Let me tell you, President Obama – your daughters, just like mine, are going to have sex one day. As responsible parents we will talk to them about their bodies, birth control and taking their time and saying ‘no’. But one day, our daughters are going to do it. At some point in their sexual life, they will have an accident – we all have. I certainly hope that if they do find themselves in this scary situation – with only a tiny window of time to rectify the matter- our daughters can take their best friend to the nearest CVS and deal with it themselves. That seems like common sense to me.
Stephanie Simpson Lazenby is a writer and mother of two daughters. She lives in Portsmouth, NH, and you can read her blog and column, Moms in the City, at Planet Lazenby She hopes her girls keep it in their pants for as long as possible.
(Image: AP)






Hayley Krischer
December 13, 2011
Stephanie, thanks for writing this. I was at dinner the other night and we were discussing wether or not Obama made the right choice. There were 4 of us (2 men, 2 woman), and I was the odd one out. I felt as you do, that girls need the right to make this decision quickly –without telling their parents–if need be. Yes, it would be preferable if girls could talk to their parents openly (i.e. I made a mistake, the condom broke, there was no condom, I need help), but most girls are not going to be able to talk openly to their parents about their sex lives. And not all parents are going to agree. In the end, I do think it’s complicated because of course, I would want my daughter or son a) being responsible b) talking to me about something like this c) waiting until they’re prepared or old enough to have a sexual relationship.
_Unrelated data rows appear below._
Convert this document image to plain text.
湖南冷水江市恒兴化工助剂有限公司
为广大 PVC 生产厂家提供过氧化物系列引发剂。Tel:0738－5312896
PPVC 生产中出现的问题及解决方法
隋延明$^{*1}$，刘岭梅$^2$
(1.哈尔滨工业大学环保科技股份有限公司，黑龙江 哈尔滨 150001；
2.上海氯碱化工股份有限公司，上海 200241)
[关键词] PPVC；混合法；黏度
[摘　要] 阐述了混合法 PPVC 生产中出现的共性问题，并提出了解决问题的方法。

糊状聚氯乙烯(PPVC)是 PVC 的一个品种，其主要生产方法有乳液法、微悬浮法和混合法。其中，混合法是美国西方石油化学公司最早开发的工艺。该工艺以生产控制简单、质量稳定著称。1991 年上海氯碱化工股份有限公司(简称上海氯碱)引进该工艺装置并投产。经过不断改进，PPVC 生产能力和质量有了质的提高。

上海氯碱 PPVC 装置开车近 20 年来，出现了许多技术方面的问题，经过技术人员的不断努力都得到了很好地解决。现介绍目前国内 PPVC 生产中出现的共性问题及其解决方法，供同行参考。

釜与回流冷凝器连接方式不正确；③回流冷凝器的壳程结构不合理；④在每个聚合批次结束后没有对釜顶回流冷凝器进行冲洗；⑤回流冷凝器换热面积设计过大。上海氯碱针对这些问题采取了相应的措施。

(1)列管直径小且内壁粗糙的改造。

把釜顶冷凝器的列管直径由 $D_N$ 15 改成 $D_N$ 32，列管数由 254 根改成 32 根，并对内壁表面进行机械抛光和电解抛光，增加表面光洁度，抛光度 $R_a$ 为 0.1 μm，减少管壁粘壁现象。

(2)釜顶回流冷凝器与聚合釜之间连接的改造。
But that’s not so realistic.
Jodi
December 13, 2011
It is an extremely complicated issue. So very glad to see that ‘femamom’. Can open the discussion for this topic in a smart, well thought out manner. Keep up the good work ladies.
Attorney At Large
December 13, 2011
Until boys under 17 have to get a prescription for condoms (and let’s hope THAT doesn’t happen), it’s sexual discrimination. It reminds me that it took a lawsuit to get insurers to cover birth control pills when they’d been covering Viagra all along.
So disappointing all around. Shame on Secretary Sebelius and shame on President Obama.
Kristen
December 13, 2011
Girls don’t have to talk to their parents, they can talk to their primary care doctor. I am a family physician, and all of my teens (starting when they enter middle school) have my card. I tell them explicitly that there might be something someday they need help with that they can’t talk to their parents about, like birth control or drugs or something, and that they are welcome to call me themselves and make their own appointments or talk to me on the phone. In fact, the law prohibits me from talking to a teen’s parents about those subjects, unless they are being abused or their life is at risk. Now, I think Plan B is safe and effective and I’m fine with it being available over the counter. I worry, though, as a parent and a physician, that teens could use some counseling before they take that medication – what to expect, how to take it, etc. Not to mention that is a great opportunity for me to talk to them about more effective contraception.
Stephanie Lazenby
December 13, 2011
Thank you Hayley – and too bad we weren’t at the same dinner table together! In an ideal world, birth control works everytime and girls will talk to their parents when they find themselves in an emergency situation. As much as I hope my girls will come to me and we could use it as a ‘teachable moment’ that may not be the reality. I am also equally disturbed by this ruling, because a grown woman still has to request it from a pharmacist. It yet another moment that I wonder if things would be different if men were the ones who got pregnant…but we will never know. We just need to keep the discussion going.